Squeeze Theorem/Limits Question. Answers don't match up.

1. Jun 17, 2013

fire9132

1. The problem statement, all variables and given/known data

Evaluate using the Squeeze Theorem.
$\lim_{x\rightarrow0} (2^{x} - 1) cos\frac{1}{x}$

2. Relevant equations

3. The attempt at a solution

$-1 ≤ cos\frac{1}{x} ≤ 1 \\ 1 - 2^{x} ≤ (2^{x} -1)cos\frac{1}{x} ≤ 2^{x} - 1 \\ 0 ≤ (2^{x} -1)cos\frac{1}{x} ≤ 0 \\ ∴ \lim_{x\rightarrow0} (2^{x} - 1) cos\frac{1}{x} = 0$

That's the solution I got and the solution that's in my textbook. But when I checked on wolframalpha, it says the limit does not exist.
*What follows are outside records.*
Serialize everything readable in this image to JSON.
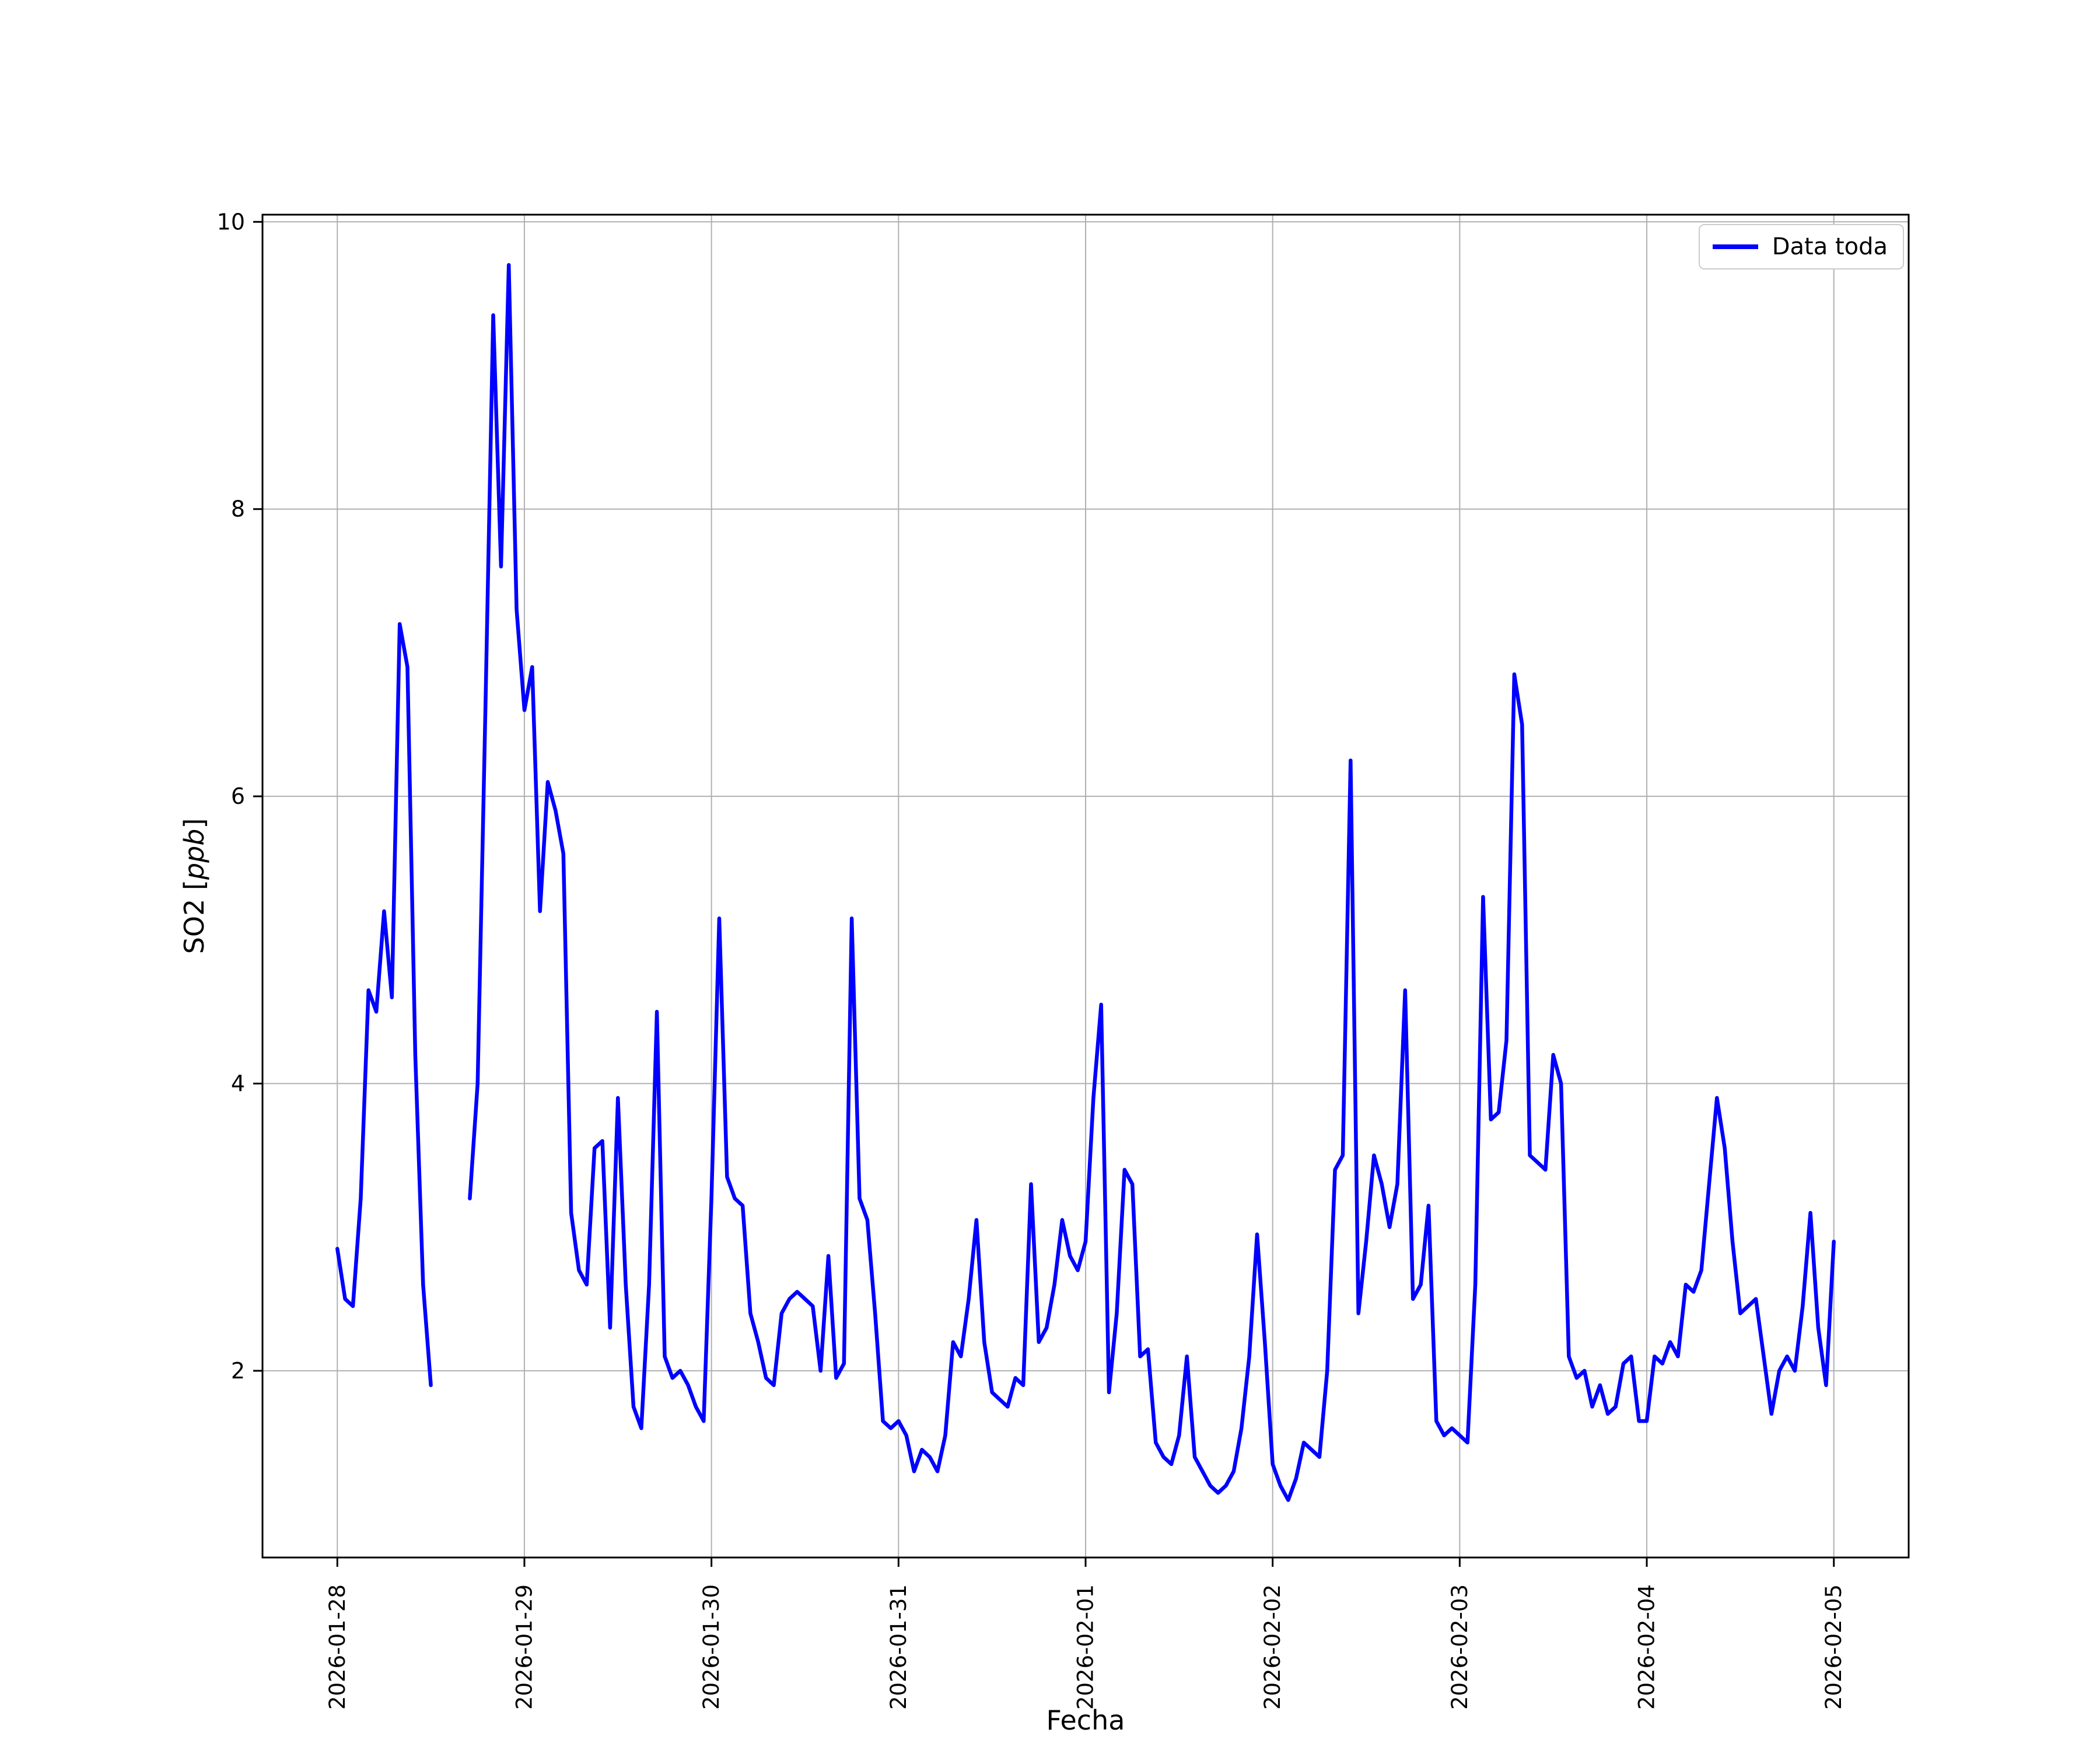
{
  "figure": {
    "xlabel": "Fecha",
    "ylabel_prefix": "SO2 [",
    "ylabel_italic": "ppb",
    "ylabel_suffix": "]",
    "legend": {
      "label": "Data toda"
    }
  },
  "chart_data": {
    "type": "line",
    "title": "",
    "xlabel": "Fecha",
    "ylabel": "SO2 [ppb]",
    "legend_position": "upper right",
    "grid": true,
    "grid_color": "#b0b0b0",
    "line_color": "#0000ff",
    "x_start": "2026-01-28 00:00",
    "x_step_hours": 1,
    "xtick_labels": [
      "2026-01-28",
      "2026-01-29",
      "2026-01-30",
      "2026-01-31",
      "2026-02-01",
      "2026-02-02",
      "2026-02-03",
      "2026-02-04",
      "2026-02-05"
    ],
    "ytick_values": [
      2,
      4,
      6,
      8,
      10
    ],
    "xlim_days": [
      -0.4,
      8.4
    ],
    "ylim": [
      0.7,
      10.05
    ],
    "series": [
      {
        "name": "Data toda",
        "values": [
          2.85,
          2.5,
          2.45,
          3.2,
          4.65,
          4.5,
          5.2,
          4.6,
          7.2,
          6.9,
          4.2,
          2.6,
          1.9,
          null,
          null,
          null,
          null,
          3.2,
          4.0,
          6.6,
          9.35,
          7.6,
          9.7,
          7.3,
          6.6,
          6.9,
          5.2,
          6.1,
          5.9,
          5.6,
          3.1,
          2.7,
          2.6,
          3.55,
          3.6,
          2.3,
          3.9,
          2.6,
          1.75,
          1.6,
          2.6,
          4.5,
          2.1,
          1.95,
          2.0,
          1.9,
          1.75,
          1.65,
          3.2,
          5.15,
          3.35,
          3.2,
          3.15,
          2.4,
          2.2,
          1.95,
          1.9,
          2.4,
          2.5,
          2.55,
          2.5,
          2.45,
          2.0,
          2.8,
          1.95,
          2.05,
          5.15,
          3.2,
          3.05,
          2.4,
          1.65,
          1.6,
          1.65,
          1.55,
          1.3,
          1.45,
          1.4,
          1.3,
          1.55,
          2.2,
          2.1,
          2.5,
          3.05,
          2.2,
          1.85,
          1.8,
          1.75,
          1.95,
          1.9,
          3.3,
          2.2,
          2.3,
          2.6,
          3.05,
          2.8,
          2.7,
          2.9,
          3.9,
          4.55,
          1.85,
          2.4,
          3.4,
          3.3,
          2.1,
          2.15,
          1.5,
          1.4,
          1.35,
          1.55,
          2.1,
          1.4,
          1.3,
          1.2,
          1.15,
          1.2,
          1.3,
          1.6,
          2.1,
          2.95,
          2.2,
          1.35,
          1.2,
          1.1,
          1.25,
          1.5,
          1.45,
          1.4,
          2.0,
          3.4,
          3.5,
          6.25,
          2.4,
          2.9,
          3.5,
          3.3,
          3.0,
          3.3,
          4.65,
          2.5,
          2.6,
          3.15,
          1.65,
          1.55,
          1.6,
          1.55,
          1.5,
          2.6,
          5.3,
          3.75,
          3.8,
          4.3,
          6.85,
          6.5,
          3.5,
          3.45,
          3.4,
          4.2,
          4.0,
          2.1,
          1.95,
          2.0,
          1.75,
          1.9,
          1.7,
          1.75,
          2.05,
          2.1,
          1.65,
          1.65,
          2.1,
          2.05,
          2.2,
          2.1,
          2.6,
          2.55,
          2.7,
          3.3,
          3.9,
          3.55,
          2.9,
          2.4,
          2.45,
          2.5,
          2.1,
          1.7,
          2.0,
          2.1,
          2.0,
          2.45,
          3.1,
          2.3,
          1.9,
          2.9
        ]
      }
    ]
  }
}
Did I do something wrong and is my textbook wrong? or is it something conceptually that I don't understand about this? Is wolframalpha wrong?
Thanks :)

2. Jun 17, 2013

Staff: Mentor

3. Jun 18, 2013

jbunniii

You are correct that the limit is zero, but your reasoning has some flaws. The last line is clearly not correct, for it is equivalent to
$$(2^x - 1)\cos\left(\frac{1}{x}\right) = 0$$
which is not true for all $x$. The previous line is correct, but only if $2^x - 1 \geq 0$.

It's somewhat easier to work with absolute values:
$$\left|\cos\left(\frac{1}{x}\right)\right| \leq 1$$
Now multiply both sides by $|2^x - 1|$ and see what you can conclude.

4. Jun 19, 2013

shortydeb

for x < 0, this statement is false.